Ella levantó la vista llorosa esperando encontrar frente a su una mirada de reproche o de anhelo, un ansia física de poseerla o despreciarla. Esperó sentir un deseo, una pasión, un latir. Levantó la vista y enjugó sus lágrimas.
–¿Ves, ojitos de perdiz? Ningún hombre merece esas lágrimas.
Se despidieron dos veces. Buscaron en cada abrazo el latir aferrado del otro. Y al separarse supieron que no podrían amarse del modo en el que el otro lo deseaba. No habría carnalidad, no permanecería el olor de su sexo en sus manos, sus labios o su pelo. No quedaría en sus sienes la escarcha del sudor de unas horas de soledad compartida. No habría despedida que pidiera más. Más sexo, más amor, más… Decidieron abrazarse esa segunda vez, sus cuerpos se fundieron inútilmente unos segundos. Sus manos, asidas a los antebrazos, se escurrieron lenta y pesadamente.
–¿Hablamos pronto?
–Por supuesto, ojitos de perdiz.
Y mientras se giraba, al tiempo que sus pasos la encaminaban a andén de la línea de metro que la conduciría a la capital de su desasosiego, él le susurró: no dejo de pensar en ti. Pienso en ti todo el tiempo.
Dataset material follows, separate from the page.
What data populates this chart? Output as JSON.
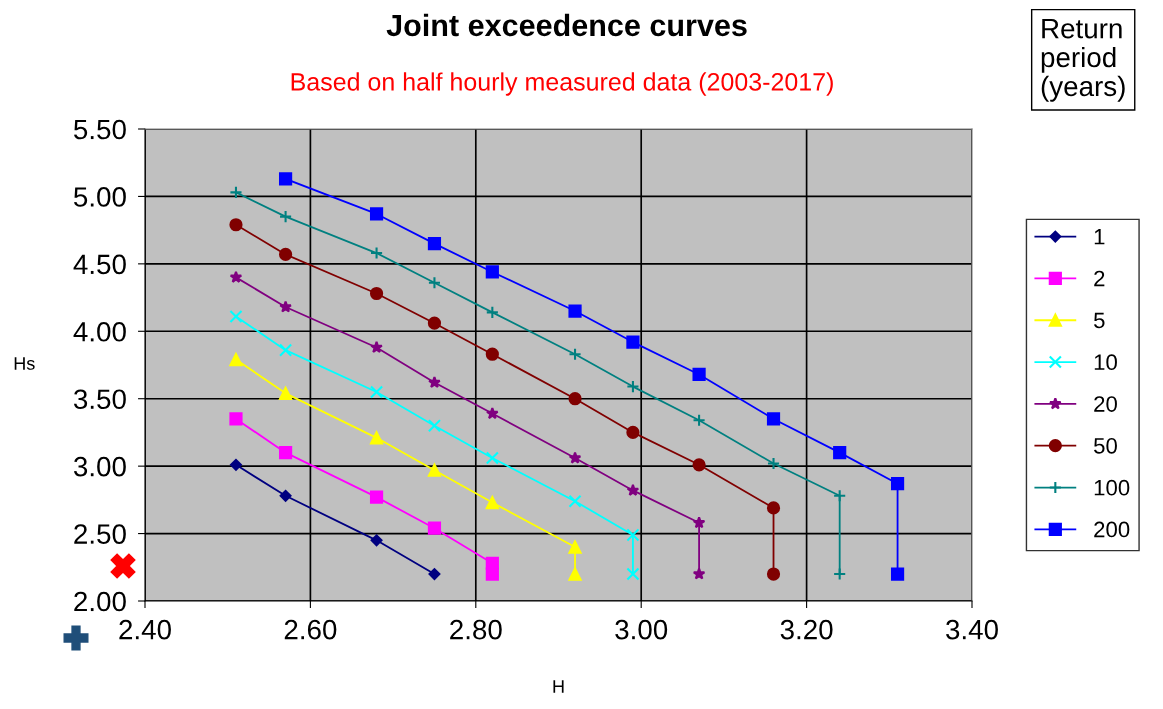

Y los ecos de esa tenue declaración de amor resonaron a lo largo de las diecisiete paradas que la separaban y la acercaban a ese desasosiego. Y cuando quedaban escasos metros para volver a la realidad, deseó escuchar un beep, un mensaje, un tono que la ahuyentara del ensimismamiento febril que la poseía las últimas semanas, que la ayudara a dar, de nuevo, la bienvenida a su sombra. Un beep que la sacudiera, que le permitiera secar las lágrimas, desentumecer cada músculo, volver a soñar, permitirse sentir. Despertar.
Ha llegado a su destino. Errante, cabizbaja, entorna la vista, la puerta que la separa de la oscuridad, del paisaje urbano, de la conciencia real, tangible y demoledora de la soledad, que ya es esencia, parte indisoluble de su ser. Seña de identidad.
Marca el paso marcial. Trescientos, doscientos, ciento cincuenta metros: en su gélido pecho, cubierto por un pañuelo de seda, se oye por primera vez un ruido. Acompasa la zancada intentando emular el ritmo inherente de un corazón quebrado. Para en seco. Late, le pide, late otra vez.
Y su voz a mil años luz de la realidad arrulla entre ecos el sueño de los mil nacidos. Late, exige, late.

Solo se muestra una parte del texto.